Com a pandemia da COVID-19, em um período de pouco mais de um ano, ocorreu uma evolução exponencial de difusão do conhecimento sobre Imunologia. Foram desenvolvidas novas estratégias de imunização para uma doença com disseminação global, direcionando a atenção da humanidade sobre a Ciência e a Medicina, particularmente na área de Imunologia. A partir de 2020, os artigos publicados nos AAAI passaram a refletir essa nova realidade. No presente número, o assunto urticária e COVID-19 tem particular destaque na seção de artigos especiais. A comunicação clínica sobre mastocitose sistêmica e COVID-19 expressa de maneira exemplar a relevância do médico Alergista e Imunologista Clínico nesse momento da humanidade; acredito que nossa especialidade é certamente a única capaz de possuir um conhecimento sólido para abordar imunização em pacientes com mastocitose sistêmica.
Esse fenômeno dos "holofotes da comunicação" estarem voltados para a Imunologia acontece concomitantemente com a revolução que estamos vivendo com a era do emprego de anticorpos monoclonais no tratamento de doenças imunoalérgicas. Todos nós já ouvimos estas frases no passado recente: "este negócio de anticorpo monoclonal é coisa da indústria farmacêutica", "dificilmente a população terá acesso ao tratamento com biológicos", "anticorpo monoclonal somente será utilizado no futuro e em países desenvolvidos". Pois bem, prezados leitores, o emprego de biológicos no tratamento das doenças imunoalérgicas faz parte do nosso presente. Com a nova legislação da Agência Nacional de Saúde (ANS) sobre o assunto, foi possibilitado o acesso aos biológicos com maior facilidade. Ouso dizer que com esse novo cenário, nossa especialidade atingiu um novo patamar profissional. O médico que conhece profundamente Imunologia está preparado para o presente e para o futuro. Os artigos publicados neste número da AAAI sobre eficácia e segurança do dupilumabe no tratamento da rinossinusite crônica com polipose nasal e o uso deste biológico na urticária crônica espontânea (UCE) refratária ao omalizumabe abordam essa realidade atual de nossa especialidade.

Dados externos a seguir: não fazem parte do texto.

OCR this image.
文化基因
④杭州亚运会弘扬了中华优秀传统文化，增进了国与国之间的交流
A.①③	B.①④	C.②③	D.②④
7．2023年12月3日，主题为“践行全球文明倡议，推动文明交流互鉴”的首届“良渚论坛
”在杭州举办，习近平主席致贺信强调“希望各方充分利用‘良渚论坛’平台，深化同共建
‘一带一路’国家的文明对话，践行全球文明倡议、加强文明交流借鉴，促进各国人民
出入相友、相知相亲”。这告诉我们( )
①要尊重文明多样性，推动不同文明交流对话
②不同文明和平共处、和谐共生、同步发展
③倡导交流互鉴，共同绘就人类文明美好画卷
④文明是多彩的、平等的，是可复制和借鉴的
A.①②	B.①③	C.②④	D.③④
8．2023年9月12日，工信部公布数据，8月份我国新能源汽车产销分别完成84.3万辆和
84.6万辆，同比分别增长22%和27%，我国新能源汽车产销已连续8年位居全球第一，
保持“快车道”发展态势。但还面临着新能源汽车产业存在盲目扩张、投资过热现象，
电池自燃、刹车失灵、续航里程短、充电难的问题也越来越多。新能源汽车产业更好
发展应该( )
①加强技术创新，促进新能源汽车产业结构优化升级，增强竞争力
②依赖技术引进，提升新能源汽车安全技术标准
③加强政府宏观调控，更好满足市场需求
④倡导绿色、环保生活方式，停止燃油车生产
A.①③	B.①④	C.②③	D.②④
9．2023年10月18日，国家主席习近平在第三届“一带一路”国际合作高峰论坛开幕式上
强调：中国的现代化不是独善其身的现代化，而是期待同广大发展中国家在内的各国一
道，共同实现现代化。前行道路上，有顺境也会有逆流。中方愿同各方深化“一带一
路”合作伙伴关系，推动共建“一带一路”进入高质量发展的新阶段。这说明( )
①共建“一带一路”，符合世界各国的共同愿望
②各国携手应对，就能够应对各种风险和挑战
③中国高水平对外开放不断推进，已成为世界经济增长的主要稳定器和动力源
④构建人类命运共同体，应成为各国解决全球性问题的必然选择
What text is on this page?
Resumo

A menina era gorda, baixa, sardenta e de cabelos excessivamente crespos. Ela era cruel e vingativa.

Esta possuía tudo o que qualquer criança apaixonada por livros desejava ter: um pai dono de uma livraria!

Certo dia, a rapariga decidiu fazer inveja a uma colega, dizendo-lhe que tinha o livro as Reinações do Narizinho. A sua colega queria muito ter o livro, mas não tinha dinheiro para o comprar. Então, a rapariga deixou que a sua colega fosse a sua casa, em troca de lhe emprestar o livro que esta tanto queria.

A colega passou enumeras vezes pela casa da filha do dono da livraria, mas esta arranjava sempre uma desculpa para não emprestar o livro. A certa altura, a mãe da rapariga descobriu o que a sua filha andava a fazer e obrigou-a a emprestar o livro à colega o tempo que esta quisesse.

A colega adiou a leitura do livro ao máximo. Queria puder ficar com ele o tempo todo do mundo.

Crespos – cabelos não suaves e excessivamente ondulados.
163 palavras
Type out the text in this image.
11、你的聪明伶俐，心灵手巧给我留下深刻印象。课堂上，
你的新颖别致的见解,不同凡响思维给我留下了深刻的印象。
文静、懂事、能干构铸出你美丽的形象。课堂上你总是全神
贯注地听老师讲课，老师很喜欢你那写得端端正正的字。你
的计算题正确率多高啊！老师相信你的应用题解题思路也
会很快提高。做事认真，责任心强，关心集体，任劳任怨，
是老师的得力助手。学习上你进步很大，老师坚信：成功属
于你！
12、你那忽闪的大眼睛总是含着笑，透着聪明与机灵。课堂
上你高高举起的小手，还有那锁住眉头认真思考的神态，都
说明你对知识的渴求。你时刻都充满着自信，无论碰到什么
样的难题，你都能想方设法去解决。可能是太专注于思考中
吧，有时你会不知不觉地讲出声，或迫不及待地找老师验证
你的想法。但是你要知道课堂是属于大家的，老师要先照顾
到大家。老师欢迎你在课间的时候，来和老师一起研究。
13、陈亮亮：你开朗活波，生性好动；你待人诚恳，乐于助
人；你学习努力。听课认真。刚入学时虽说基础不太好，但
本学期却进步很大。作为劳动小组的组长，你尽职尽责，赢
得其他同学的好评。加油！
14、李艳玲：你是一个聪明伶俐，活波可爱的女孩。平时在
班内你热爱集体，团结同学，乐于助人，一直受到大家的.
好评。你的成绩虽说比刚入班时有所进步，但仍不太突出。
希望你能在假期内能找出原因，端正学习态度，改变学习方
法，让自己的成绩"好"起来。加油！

Este ano, a Imunoterapia com Alérgenos (ITA), que representa o estado da arte de nossa especialidade, está fazendo aniversário de 110 anos. Somente o médico Alergista e Imunologista Clínico tem qualificação para realizar testes alérgicos, identificar os causadores do processo alérgico e modular o sistema imunológico utilizando a imunoterapia com extratos alergênicos. Por incrível que pareça, a centenária estratégia de imunoterapia com alérgenos representa os primórdios da moderna Medicina de Precisão. O que caracteriza a Medicina de Precisão é o reconhecimento de moléculas específicas e o emprego de estratégias de modulação do sistema imunológico, atuando sobre alvos específicos da fisiopatologia e permitindo o controle das doenças. Na verdade, os Alergistas e Imunologistas Clínicos fazem Medicina de Precisão há muito tempo. Nossa especialidade tem uma janela de oportunidade para demonstrar o nosso preparo na capacidade de modular o sistema imune. Nosso passado e nossas origens na utilização da imunoterapia com alérgenos se encontrou com o momento presente do uso de biológicos no tratamento de doenças alérgicas e imunológicas. Sabemos fazer ITA tanto quanto a terapêutica com biológicos, e podemos contribuir com a melhoria da saúde das pessoas, principalmente neste novo contexto no qual a Imunologia é destaque. Neste número dos AAAI, o artigo original "Diagnóstico molecular e seleção de imunoterapia em uma população portuguesa sensibilizada ao pólen de gramíneas e de oliveira" representa de maneira inequívoca como nossa especialidade pode contribuir na era da Medicina de Precisão, utilizando conhecimentos que começamos a desenvolver há 110 anos associados aos novos conhecimentos de imunologia molecular.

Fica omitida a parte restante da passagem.